TU Wien Informatics

20 Years

Doctoral College for Secure and Intelligent Human-Centric Digital Technologies

  • By Claudia Vitt (edt.)
  • 2020-07-13
  • Research
  • Excellence
  • Doctoral School

With a new interdisciplinary doctoral college, we establish synergies across three different faculties and three research fields.

SecInt will develop the scientific foundations of secure and intelligent human-centric digital technologies.
SecInt will develop the scientific foundations of secure and intelligent human-centric digital technologies.
Picture: Pete Linforth, Pixabay

In the academic year 2020/21, the TU Wien supports excellent young scientists with two structured doctoral programs (duration four years). One of these doctoral colleges will be established at our faculty: The Doctoral College for Secure and Intelligent Human-Centric Digital Technologies (SecInt). Coordinated by Matteo Maffei from our research unit Security and Privacy and Tanja Zseby from the Faculty of Electrical Engineering and Information Technology, the new doctoral college is targeting the digital transformation of our society.

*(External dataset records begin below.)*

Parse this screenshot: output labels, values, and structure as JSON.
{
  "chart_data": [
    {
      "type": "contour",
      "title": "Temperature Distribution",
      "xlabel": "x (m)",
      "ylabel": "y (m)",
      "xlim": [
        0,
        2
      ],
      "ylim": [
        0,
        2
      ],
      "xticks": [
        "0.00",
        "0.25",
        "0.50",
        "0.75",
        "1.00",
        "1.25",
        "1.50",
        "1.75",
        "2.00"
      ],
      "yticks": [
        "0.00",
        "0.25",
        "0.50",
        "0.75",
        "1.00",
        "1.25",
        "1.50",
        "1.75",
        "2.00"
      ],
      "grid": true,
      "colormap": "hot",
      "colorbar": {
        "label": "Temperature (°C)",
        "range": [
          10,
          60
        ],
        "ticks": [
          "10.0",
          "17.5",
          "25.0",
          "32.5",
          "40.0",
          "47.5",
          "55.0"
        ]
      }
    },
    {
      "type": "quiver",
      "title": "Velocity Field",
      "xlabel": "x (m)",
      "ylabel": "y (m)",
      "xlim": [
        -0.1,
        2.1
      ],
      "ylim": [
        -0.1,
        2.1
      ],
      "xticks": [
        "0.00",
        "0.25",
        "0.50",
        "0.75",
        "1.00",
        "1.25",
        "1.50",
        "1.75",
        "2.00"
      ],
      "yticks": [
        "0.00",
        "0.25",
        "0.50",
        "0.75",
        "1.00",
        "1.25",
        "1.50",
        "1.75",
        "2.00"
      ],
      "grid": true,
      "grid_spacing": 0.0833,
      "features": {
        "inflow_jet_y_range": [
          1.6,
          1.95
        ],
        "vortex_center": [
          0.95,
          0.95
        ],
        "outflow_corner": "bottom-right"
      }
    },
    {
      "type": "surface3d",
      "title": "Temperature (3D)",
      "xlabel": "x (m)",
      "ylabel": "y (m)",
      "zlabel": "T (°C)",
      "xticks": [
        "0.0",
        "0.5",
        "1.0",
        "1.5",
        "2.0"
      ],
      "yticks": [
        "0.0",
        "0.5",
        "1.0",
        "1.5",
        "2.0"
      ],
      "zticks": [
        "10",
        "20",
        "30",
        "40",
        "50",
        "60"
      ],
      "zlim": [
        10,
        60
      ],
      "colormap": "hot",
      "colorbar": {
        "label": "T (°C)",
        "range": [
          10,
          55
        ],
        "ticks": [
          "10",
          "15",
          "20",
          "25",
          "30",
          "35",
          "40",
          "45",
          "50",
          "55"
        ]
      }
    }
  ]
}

Everyday life becomes more and more dependent on computing platforms and online services. These are built for sensing and processing the environment we live in, and the activities we carry on, with the ultimate goal of returning predictions and taking actions to support and enhance our life. Prominent examples of this trend are autonomous systems such as self-driving cars and robots, cyber-physical systems such as implanted medical devices, and apps in wearable devices, the Coronavirus contact tracing apps, for example.

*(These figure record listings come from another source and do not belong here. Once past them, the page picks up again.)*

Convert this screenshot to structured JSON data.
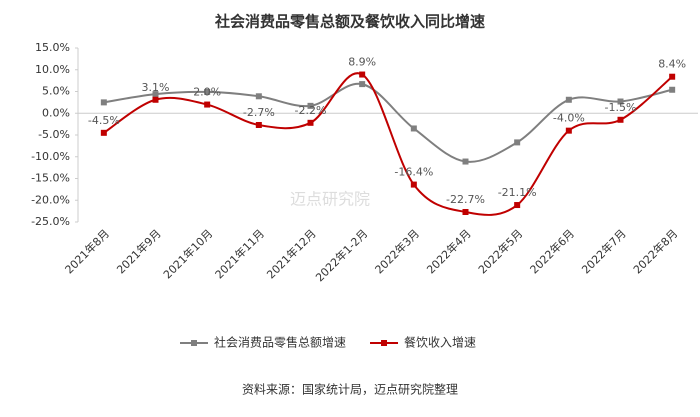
{
  "chart_data": {
    "type": "line",
    "title": "社会消费品零售总额及餐饮收入同比增速",
    "source": "资料来源：国家统计局，迈点研究院整理",
    "watermark": "迈点研究院",
    "categories": [
      "2021年8月",
      "2021年9月",
      "2021年10月",
      "2021年11月",
      "2021年12月",
      "2022年1-2月",
      "2022年3月",
      "2022年4月",
      "2022年5月",
      "2022年6月",
      "2022年7月",
      "2022年8月"
    ],
    "series": [
      {
        "name": "社会消费品零售总额增速",
        "color": "#7f7f7f",
        "values": [
          2.5,
          4.4,
          4.9,
          3.9,
          1.7,
          6.7,
          -3.5,
          -11.1,
          -6.7,
          3.1,
          2.7,
          5.4
        ]
      },
      {
        "name": "餐饮收入增速",
        "color": "#c00000",
        "values": [
          -4.5,
          3.1,
          2.0,
          -2.7,
          -2.2,
          8.9,
          -16.4,
          -22.7,
          -21.1,
          -4.0,
          -1.5,
          8.4
        ],
        "value_labels": [
          "-4.5%",
          "3.1%",
          "2.0%",
          "-2.7%",
          "-2.2%",
          "8.9%",
          "-16.4%",
          "-22.7%",
          "-21.1%",
          "-4.0%",
          "-1.5%",
          "8.4%"
        ]
      }
    ],
    "ylim": [
      -25,
      15
    ],
    "yticks": [
      {
        "value": -25,
        "label": "-25.0%"
      },
      {
        "value": -20,
        "label": "-20.0%"
      },
      {
        "value": -15,
        "label": "-15.0%"
      },
      {
        "value": -10,
        "label": "-10.0%"
      },
      {
        "value": -5,
        "label": "-5.0%"
      },
      {
        "value": 0,
        "label": "0.0%"
      },
      {
        "value": 5,
        "label": "5.0%"
      },
      {
        "value": 10,
        "label": "10.0%"
      },
      {
        "value": 15,
        "label": "15.0%"
      }
    ],
    "legend": "bottom"
  }
}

Despite stakeholders’ interest and the attention of the media, digital technologies that so intimately affect human life are not yet ready for widespread deployment, because key technical and ethical questions regarding trustworthiness, security, and privacy have to be addressed. If these problems are not solved, supposedly intelligent human-centric technologies can lead to death or other undesirable consequences: Learning algorithms of autonomous cars could be fooled and cause crash accidents, implanted medical devices could be remotely hacked to trigger unwanted defibrillations, and contact tracing apps could be misused towards an Orwellian surveillance system or to inject false at-risk alerts.

Across Faculties

The goal of SecInt is to develop the scientific foundations of secure and intelligent human-centric digital technologies. This requires interdisciplinary research, establishing synergies across three faculties as there are Informatics, Electrical Engineering, and Mathematics, as well as the three different research fields, Security and Privacy, Machine Learning, and Formal Methods.

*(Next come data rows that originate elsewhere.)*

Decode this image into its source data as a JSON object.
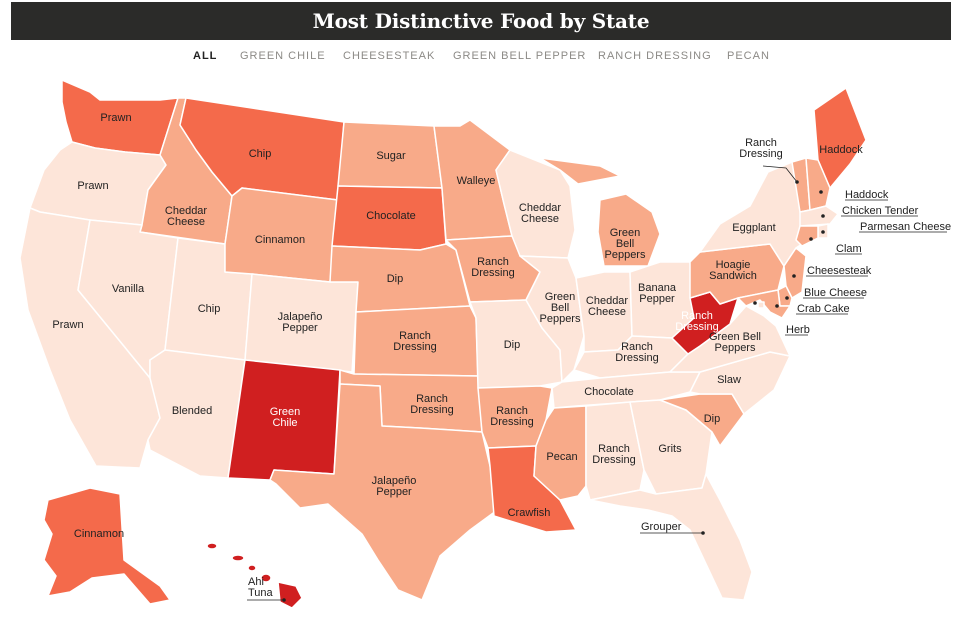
{
  "title": "Most Distinctive Food by State",
  "tabs": [
    {
      "label": "ALL",
      "active": true
    },
    {
      "label": "GREEN CHILE",
      "active": false
    },
    {
      "label": "CHEESESTEAK",
      "active": false
    },
    {
      "label": "GREEN BELL PEPPER",
      "active": false
    },
    {
      "label": "RANCH DRESSING",
      "active": false
    },
    {
      "label": "PECAN",
      "active": false
    }
  ],
  "colors": {
    "level1": "#fde5d9",
    "level2": "#f8aa89",
    "level3": "#f46a4b",
    "level4": "#d01f20",
    "border": "#ffffff"
  },
  "states": {
    "WA": {
      "food": "Prawn",
      "level": 3
    },
    "OR": {
      "food": "Prawn",
      "level": 1
    },
    "CA": {
      "food": "Prawn",
      "level": 1
    },
    "ID": {
      "food": "Cheddar Cheese",
      "level": 2
    },
    "NV": {
      "food": "Vanilla",
      "level": 1
    },
    "UT": {
      "food": "Chip",
      "level": 1
    },
    "AZ": {
      "food": "Blended",
      "level": 1
    },
    "MT": {
      "food": "Chip",
      "level": 3
    },
    "WY": {
      "food": "Cinnamon",
      "level": 2
    },
    "CO": {
      "food": "Jalapeño Pepper",
      "level": 1
    },
    "NM": {
      "food": "Green Chile",
      "level": 4
    },
    "ND": {
      "food": "Sugar",
      "level": 2
    },
    "SD": {
      "food": "Chocolate",
      "level": 3
    },
    "NE": {
      "food": "Dip",
      "level": 2
    },
    "KS": {
      "food": "Ranch Dressing",
      "level": 2
    },
    "OK": {
      "food": "Ranch Dressing",
      "level": 2
    },
    "TX": {
      "food": "Jalapeño Pepper",
      "level": 2
    },
    "MN": {
      "food": "Walleye",
      "level": 2
    },
    "IA": {
      "food": "Ranch Dressing",
      "level": 2
    },
    "MO": {
      "food": "Dip",
      "level": 1
    },
    "AR": {
      "food": "Ranch Dressing",
      "level": 2
    },
    "LA": {
      "food": "Crawfish",
      "level": 3
    },
    "WI": {
      "food": "Cheddar Cheese",
      "level": 1
    },
    "IL": {
      "food": "Green Bell Peppers",
      "level": 1
    },
    "MI": {
      "food": "Green Bell Peppers",
      "level": 2
    },
    "IN": {
      "food": "Cheddar Cheese",
      "level": 1
    },
    "OH": {
      "food": "Banana Pepper",
      "level": 1
    },
    "KY": {
      "food": "Ranch Dressing",
      "level": 1
    },
    "TN": {
      "food": "Chocolate",
      "level": 1
    },
    "MS": {
      "food": "Pecan",
      "level": 2
    },
    "AL": {
      "food": "Ranch Dressing",
      "level": 1
    },
    "GA": {
      "food": "Grits",
      "level": 1
    },
    "FL": {
      "food": "Grouper",
      "level": 1
    },
    "SC": {
      "food": "Dip",
      "level": 2
    },
    "NC": {
      "food": "Slaw",
      "level": 1
    },
    "VA": {
      "food": "Green Bell Peppers",
      "level": 1
    },
    "WV": {
      "food": "Ranch Dressing",
      "level": 4
    },
    "PA": {
      "food": "Hoagie Sandwich",
      "level": 2
    },
    "NY": {
      "food": "Eggplant",
      "level": 1
    },
    "ME": {
      "food": "Haddock",
      "level": 3
    },
    "VT": {
      "food": "Ranch Dressing",
      "level": 2
    },
    "NH": {
      "food": "Haddock",
      "level": 2
    },
    "MA": {
      "food": "Chicken Tender",
      "level": 1
    },
    "RI": {
      "food": "Parmesan Cheese",
      "level": 1
    },
    "CT": {
      "food": "Clam",
      "level": 2
    },
    "NJ": {
      "food": "Cheesesteak",
      "level": 2
    },
    "DE": {
      "food": "Blue Cheese",
      "level": 2
    },
    "MD": {
      "food": "Crab Cake",
      "level": 2
    },
    "DC": {
      "food": "Herb",
      "level": 1
    },
    "AK": {
      "food": "Cinnamon",
      "level": 3
    },
    "HI": {
      "food": "Ahi Tuna",
      "level": 4
    }
  }
}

The research team will be completed by faculty members Ezio Bartocci, Thomas Gärtner, Laura Kovacs, Martina Lindorfer and Georg Weissenbacher. Research highlights brought forward by the synergies across projects include the design of machine learning algorithms resistant to adversarial attacks, the design of machine learning algorithms for security and privacy analysis, the security analysis of personal medical devices, the design of secure and privacy-preserving contact tracing apps, and the enforcement of safety for dynamic robots.

Going beyond

The research development is accompanied by a supporting educational and training program, which encompasses the ethics of secure and intelligent digital technologies, interdisciplinary technical knowledge, student-driven dissemination strategies to the broad public, as well as internships in international elite research partners from industry and academy, which expressed their interest to collaborate with and financially support this initiative. SecInt will thus constitute not only a simple doctoral school but the cornerstone of an internationally leading, collaborative research endeavor in a strategic field, with TU Wien at its core.